Gérard Houiller, le visionnaire !

Gérard Houiller, le visionnaire !

8 janvier 2022 0 Par Zakarie Faibis

Choc de la 20ème journée de Ligue 1 Uber Eats 2021/2022 ce dimanche 9 janvier, le choc OL-PSG a vu passer de nombreux joueurs et coachs qui ont connu Gerland et/ou le Groupama Stadium et le Parc des Princes durant leur carrière.

Dans cet article, Social Gones vous présente la carrière (et la vie) d’un homme qui a marqué l’histoire des deux clubs, mais aussi de nombreux joueurs et supporters, Monsieur Gérard Houllier.

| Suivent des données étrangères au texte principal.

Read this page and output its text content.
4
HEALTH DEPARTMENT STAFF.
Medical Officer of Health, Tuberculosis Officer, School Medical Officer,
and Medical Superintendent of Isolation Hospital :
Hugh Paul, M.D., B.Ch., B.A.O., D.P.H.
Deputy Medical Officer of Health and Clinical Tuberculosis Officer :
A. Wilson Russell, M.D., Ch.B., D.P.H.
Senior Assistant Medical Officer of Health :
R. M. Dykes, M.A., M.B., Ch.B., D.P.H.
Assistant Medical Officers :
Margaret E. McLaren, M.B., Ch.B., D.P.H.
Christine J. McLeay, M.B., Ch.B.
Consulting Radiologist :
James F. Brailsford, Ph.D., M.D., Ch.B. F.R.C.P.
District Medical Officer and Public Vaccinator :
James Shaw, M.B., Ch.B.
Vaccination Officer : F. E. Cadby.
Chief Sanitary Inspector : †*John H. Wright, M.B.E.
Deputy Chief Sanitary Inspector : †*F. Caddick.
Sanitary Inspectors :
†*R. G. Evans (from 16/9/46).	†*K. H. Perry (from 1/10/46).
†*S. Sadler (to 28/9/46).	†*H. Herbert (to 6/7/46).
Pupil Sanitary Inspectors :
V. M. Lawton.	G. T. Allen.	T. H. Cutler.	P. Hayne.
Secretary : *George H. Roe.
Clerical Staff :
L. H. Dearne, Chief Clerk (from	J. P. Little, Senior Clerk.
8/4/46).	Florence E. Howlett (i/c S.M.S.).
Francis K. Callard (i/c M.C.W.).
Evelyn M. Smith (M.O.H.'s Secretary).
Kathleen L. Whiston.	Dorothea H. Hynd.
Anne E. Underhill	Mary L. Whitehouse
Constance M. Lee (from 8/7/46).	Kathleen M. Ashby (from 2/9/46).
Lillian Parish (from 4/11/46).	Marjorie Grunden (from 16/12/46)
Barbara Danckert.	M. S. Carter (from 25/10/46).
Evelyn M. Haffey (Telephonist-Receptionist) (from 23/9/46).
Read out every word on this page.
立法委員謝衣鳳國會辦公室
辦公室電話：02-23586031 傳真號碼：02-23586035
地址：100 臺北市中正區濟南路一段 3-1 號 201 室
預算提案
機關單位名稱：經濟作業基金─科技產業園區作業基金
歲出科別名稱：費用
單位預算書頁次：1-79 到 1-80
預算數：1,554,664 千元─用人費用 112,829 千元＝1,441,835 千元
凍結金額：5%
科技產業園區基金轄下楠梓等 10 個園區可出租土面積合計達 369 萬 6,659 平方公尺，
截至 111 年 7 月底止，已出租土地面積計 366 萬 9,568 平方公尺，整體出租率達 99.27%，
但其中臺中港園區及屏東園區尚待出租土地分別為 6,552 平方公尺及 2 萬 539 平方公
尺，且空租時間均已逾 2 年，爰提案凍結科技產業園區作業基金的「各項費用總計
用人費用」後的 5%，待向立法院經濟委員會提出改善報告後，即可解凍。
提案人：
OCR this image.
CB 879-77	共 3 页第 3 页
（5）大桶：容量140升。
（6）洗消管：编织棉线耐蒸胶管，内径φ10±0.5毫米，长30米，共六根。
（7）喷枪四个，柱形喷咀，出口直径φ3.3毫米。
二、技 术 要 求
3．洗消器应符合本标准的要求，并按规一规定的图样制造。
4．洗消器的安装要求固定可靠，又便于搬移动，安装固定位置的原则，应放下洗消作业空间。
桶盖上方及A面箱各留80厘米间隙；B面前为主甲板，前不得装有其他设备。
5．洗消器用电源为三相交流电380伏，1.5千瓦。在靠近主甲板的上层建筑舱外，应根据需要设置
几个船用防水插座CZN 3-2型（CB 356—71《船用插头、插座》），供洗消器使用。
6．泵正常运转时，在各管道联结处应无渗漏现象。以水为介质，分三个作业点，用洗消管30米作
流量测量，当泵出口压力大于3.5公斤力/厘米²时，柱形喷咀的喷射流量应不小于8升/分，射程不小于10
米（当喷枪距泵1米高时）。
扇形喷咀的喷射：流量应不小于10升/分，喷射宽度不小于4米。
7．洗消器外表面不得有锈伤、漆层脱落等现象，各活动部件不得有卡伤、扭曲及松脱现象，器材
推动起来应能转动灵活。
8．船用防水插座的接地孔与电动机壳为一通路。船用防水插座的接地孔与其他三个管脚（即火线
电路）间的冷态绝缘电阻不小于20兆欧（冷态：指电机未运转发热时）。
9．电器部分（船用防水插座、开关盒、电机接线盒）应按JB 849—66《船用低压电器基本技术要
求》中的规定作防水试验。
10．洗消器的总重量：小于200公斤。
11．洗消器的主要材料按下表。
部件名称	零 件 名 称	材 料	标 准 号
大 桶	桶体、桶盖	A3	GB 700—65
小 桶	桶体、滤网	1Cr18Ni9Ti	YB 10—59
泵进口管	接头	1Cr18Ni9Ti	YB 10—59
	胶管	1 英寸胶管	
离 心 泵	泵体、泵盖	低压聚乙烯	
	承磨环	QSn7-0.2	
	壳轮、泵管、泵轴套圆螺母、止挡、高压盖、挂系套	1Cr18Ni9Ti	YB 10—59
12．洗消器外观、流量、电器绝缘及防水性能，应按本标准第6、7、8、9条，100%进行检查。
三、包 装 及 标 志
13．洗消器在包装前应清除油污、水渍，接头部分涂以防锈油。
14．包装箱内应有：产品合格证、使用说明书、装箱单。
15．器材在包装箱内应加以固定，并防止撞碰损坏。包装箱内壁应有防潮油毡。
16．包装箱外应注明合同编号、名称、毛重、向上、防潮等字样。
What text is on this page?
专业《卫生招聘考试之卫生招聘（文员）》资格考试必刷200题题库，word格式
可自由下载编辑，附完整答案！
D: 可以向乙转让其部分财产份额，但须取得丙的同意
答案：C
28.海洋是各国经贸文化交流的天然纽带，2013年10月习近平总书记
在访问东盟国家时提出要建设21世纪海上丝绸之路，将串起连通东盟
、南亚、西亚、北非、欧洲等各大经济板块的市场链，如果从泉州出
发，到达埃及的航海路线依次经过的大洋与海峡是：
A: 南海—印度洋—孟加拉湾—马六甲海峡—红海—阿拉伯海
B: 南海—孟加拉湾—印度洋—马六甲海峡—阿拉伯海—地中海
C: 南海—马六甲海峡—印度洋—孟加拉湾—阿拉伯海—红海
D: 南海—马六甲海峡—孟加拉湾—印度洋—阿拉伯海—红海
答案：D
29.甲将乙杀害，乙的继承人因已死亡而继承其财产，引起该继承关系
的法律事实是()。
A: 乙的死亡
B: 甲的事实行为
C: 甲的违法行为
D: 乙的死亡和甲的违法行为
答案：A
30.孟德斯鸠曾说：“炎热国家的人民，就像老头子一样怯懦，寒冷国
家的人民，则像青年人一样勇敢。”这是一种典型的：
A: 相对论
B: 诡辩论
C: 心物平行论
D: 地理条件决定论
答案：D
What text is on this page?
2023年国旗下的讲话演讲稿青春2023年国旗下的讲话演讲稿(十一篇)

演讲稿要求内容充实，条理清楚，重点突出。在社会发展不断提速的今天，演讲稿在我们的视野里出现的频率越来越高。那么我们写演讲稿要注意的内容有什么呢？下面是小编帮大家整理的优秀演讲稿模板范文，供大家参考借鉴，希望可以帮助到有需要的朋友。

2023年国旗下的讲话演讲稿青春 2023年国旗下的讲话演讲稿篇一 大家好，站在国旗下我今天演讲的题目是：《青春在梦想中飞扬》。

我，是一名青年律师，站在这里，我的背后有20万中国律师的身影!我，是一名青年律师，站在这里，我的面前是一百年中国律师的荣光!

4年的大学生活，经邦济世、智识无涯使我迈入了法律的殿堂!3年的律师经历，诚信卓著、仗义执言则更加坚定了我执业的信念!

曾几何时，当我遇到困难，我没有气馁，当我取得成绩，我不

Né le 3 septembre 1947 à Thérouanne, à quelques dizaines de kilomètres de Lens, le petit Gérard pensait-il qu’il allait devenir un des coachs emblématiques de grandes équipes ? Qu’il allait lancer certains des meilleurs joueurs de l’histoire de ce sport et en avoir d’autres sous ses ordres ? Qu’il ne marcherait jamais seul ? Sans doute pas. Rien ne prédestinait ce joueur amateur de faible niveau à percer dans le football. En 1969, dans le cadre d’un CAPES d’anglais, direction l’Angleterre et la ville d’un de ses plus grands succès, Liverpool, pour donner des cours et mener ses recherches. Il reviendra continuer ses études, ralenties le temps de la maladie de son papa, et devient professeur d’anglais à l’ESC de Lille.

Comme le coach l’expliquera lors d’un huit-clos d’avant-saison en 2006, « être entraîneur, c’est un mélange de rigueur et d’imagination ». Ce mélange, MR Houllier l’avait et, combinant cela à sa grande intelligence et sa vision du jeu, cela lui a permis d’atteindre des sommets.

Gérard Houllier se lancera dans le grand bain du coaching en 1973 au Touquet qui lui proposera un poste d’entraîneur-joueur en Promotion d’Honneur.

Les premiers succès commenceront en 1979 avec l’US Nœux-les-Mines et une promotion en Division 2 et l’élimination en 1982 du Nantes de Maxime Bossis. Ces belles performances lui permettront de signer au RC Lens à l’été 82, le grand club régional, qu’il mènera en Coupe de l’UEFA aux côtés de joueurs comme Daniel Leclercq, Philippe Vercruysse et Daniel Xuereb.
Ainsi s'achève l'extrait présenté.